3-Doğrudan tüketiciye satış modeli
Aracıları ortadan kaldırıyor
Doğrudan tüketiciye satış modeli (DTC-Direct-to-Consumer) şirketlerin distribütör, bayi, toptancı gibi aracılar olmadan, ürünlerini doğrudan müşterilerine satmalarını hedefl eyen bir satış modeli olarak tanımlanıyor. Şirketlerin müşteri ile doğrudan etkileşime geçebilmesini, müşteri deneyimlerini tasarlayabilmesini ve bu sayede müşteri sadakatini kazanarak müşterinin yaşamı süresince yapacağı tüm satın alımların değerini artırmayı hedefliyor.

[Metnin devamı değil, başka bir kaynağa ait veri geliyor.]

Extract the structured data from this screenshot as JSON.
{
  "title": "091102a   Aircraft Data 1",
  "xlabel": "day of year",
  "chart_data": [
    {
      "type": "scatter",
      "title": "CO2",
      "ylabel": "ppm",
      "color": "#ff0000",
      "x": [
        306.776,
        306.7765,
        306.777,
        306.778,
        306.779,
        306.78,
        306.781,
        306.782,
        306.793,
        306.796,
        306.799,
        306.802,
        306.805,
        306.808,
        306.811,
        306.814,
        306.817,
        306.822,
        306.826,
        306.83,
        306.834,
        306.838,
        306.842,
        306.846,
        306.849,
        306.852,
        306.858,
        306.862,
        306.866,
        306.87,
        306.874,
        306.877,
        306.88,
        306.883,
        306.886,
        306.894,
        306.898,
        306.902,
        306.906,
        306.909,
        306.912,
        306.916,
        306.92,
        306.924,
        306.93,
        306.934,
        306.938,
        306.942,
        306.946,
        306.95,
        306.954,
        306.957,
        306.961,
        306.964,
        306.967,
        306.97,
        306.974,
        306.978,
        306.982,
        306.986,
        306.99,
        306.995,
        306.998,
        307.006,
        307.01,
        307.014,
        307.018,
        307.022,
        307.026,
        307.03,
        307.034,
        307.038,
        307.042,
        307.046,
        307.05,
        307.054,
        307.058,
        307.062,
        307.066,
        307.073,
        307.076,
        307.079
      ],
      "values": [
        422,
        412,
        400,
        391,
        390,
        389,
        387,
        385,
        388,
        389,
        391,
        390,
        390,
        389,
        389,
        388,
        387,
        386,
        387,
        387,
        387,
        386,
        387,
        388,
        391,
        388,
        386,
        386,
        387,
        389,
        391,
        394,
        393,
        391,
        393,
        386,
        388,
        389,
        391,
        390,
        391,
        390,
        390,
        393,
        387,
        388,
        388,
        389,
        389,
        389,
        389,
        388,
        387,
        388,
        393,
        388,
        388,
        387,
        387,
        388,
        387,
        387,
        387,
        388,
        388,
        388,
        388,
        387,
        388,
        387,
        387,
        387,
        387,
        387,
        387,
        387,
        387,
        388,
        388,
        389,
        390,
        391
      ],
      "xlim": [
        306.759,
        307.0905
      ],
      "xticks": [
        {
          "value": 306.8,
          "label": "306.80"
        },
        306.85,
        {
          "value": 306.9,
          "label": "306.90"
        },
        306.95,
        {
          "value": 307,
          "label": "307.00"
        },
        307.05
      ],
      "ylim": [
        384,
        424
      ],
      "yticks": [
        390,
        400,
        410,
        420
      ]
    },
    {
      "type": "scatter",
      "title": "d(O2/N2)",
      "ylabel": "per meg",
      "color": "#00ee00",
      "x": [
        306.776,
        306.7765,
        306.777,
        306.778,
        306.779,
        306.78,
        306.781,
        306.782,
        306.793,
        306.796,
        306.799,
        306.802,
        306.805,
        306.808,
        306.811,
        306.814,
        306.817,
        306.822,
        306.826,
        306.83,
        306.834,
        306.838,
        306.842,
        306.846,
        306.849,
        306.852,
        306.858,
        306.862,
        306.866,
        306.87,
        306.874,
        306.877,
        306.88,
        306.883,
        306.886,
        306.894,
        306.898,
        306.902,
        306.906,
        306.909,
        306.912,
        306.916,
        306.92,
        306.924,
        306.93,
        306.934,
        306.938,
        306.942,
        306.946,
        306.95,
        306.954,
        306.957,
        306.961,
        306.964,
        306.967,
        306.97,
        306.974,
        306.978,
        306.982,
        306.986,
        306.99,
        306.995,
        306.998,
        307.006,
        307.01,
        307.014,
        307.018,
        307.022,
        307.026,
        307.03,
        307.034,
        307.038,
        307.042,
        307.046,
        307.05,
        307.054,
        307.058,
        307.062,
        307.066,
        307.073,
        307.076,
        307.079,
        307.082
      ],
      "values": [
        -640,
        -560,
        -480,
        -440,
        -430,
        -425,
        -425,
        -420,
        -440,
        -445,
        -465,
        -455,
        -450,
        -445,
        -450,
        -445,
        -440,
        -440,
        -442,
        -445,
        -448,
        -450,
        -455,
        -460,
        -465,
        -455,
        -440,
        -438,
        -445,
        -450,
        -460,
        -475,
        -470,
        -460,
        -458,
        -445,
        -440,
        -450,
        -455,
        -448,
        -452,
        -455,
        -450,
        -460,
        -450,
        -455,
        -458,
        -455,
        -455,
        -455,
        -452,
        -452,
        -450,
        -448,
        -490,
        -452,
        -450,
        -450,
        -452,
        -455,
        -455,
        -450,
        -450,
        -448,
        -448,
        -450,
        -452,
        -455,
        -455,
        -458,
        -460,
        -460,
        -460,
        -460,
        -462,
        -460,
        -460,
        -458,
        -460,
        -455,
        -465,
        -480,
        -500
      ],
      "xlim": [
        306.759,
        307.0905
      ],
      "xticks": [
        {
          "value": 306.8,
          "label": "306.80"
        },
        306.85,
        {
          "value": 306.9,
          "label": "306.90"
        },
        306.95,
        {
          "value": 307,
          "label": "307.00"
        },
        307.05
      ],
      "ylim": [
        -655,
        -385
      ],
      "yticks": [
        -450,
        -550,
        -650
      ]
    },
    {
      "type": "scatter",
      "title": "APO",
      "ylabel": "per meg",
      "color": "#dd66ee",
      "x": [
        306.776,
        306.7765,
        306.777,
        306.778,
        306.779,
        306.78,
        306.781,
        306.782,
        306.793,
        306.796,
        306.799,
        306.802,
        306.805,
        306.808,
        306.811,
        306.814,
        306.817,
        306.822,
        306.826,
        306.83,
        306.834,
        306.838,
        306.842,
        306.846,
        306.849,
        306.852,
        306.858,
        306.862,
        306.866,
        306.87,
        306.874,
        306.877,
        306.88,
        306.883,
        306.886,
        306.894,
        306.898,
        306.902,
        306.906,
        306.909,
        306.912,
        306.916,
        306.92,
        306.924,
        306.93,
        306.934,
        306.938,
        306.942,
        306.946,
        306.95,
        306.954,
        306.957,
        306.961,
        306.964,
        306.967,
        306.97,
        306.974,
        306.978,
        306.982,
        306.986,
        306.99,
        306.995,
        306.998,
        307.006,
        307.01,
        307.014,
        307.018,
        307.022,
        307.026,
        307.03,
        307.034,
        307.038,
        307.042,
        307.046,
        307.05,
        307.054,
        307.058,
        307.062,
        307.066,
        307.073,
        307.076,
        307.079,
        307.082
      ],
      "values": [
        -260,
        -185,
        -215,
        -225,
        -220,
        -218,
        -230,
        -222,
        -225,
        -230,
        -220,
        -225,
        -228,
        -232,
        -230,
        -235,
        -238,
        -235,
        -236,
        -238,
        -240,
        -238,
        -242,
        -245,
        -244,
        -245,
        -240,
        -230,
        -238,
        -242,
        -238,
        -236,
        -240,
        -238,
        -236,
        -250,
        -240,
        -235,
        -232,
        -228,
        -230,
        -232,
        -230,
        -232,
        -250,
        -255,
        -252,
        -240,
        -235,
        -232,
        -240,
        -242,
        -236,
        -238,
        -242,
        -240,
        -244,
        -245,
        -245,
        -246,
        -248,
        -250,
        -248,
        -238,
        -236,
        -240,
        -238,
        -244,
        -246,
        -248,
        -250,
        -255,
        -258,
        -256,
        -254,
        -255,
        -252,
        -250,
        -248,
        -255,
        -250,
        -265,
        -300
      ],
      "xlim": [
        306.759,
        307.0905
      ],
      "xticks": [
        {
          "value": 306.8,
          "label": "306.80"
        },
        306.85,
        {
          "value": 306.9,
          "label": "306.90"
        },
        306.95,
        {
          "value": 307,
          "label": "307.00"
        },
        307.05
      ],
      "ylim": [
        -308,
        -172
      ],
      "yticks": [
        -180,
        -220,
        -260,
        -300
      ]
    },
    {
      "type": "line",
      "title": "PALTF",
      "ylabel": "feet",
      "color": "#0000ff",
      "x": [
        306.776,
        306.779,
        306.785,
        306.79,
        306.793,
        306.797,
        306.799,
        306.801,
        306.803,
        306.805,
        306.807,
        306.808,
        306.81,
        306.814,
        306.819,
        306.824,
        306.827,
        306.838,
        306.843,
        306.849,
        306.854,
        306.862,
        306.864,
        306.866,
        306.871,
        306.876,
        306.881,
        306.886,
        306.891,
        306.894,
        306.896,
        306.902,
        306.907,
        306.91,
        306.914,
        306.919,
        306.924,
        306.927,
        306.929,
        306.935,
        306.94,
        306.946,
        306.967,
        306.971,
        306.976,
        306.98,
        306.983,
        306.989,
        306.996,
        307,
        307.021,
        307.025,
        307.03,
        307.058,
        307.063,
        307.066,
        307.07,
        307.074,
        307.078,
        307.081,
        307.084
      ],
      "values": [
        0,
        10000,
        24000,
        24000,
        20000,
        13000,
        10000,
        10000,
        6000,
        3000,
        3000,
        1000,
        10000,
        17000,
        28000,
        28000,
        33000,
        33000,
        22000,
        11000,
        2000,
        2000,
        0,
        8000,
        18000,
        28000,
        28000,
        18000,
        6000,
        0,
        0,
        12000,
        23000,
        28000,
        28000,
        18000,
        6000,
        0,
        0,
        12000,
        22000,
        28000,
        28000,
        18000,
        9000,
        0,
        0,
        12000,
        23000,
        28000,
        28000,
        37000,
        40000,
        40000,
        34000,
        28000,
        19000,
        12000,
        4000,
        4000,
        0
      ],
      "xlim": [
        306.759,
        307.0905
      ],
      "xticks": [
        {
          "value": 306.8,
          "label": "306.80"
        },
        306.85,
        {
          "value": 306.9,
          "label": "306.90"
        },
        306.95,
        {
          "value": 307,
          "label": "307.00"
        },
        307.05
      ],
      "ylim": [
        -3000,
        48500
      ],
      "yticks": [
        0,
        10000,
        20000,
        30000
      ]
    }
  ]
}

Pandemi döneminde tüketicilerin de dijital yetkinliklerinin artması ile birlikte düşen müşteri kazanım maliyetleri sayesinde DTC kanalı hız kazandı. Tüketicilerin, daha fazla ve doğrudan etkileşim halinde olabildikleri için, markaların kendi internet sitesinden alışveriş yapma eğiliminde olduğu görülüyor. Tüketicilerin doğrudan markalara ulaşma isteğinin artarak devam edeceği ve önümüzdeki 5 yıl içinde tüketicilerin yüzde 40'ının harcamalarının DTC kanalı üzerinden gerçekleştireceği bekleniyor. DTC, yani doğrudan tüketiciye satış modelinde özellikle yurt içinde gıda alanında faaliyet gösteren firmalar ile kişisel bakım ürünleri ve kozmetik alanında faaliyet gösteren oyuncular tarafından yatırımların olduğunu görüyoruz. 2023 yılında Amerika'da e-ticaret kanalı üzerinden gerçekleşen DTC ticaret hacminin 175 milyar dolara yükselmesi bekleniyor. DTC pazarı 2019 ve 2020 yılları arasında yüzde 45,5 büyüdü. eMarketer tarafından yapılan araştırmaya göre DTC e-ticaret satışlarının 2022 yılında 151 milyar dolara erişmesi bekleniyor. Diğer yandan 2022’de, canlı yayın satışları, doğa dostu ürünler, kişiselleştirilmiş paketleme ve omnichannel pazarlamanın da etkisini daha çok artırması öngörülüyor.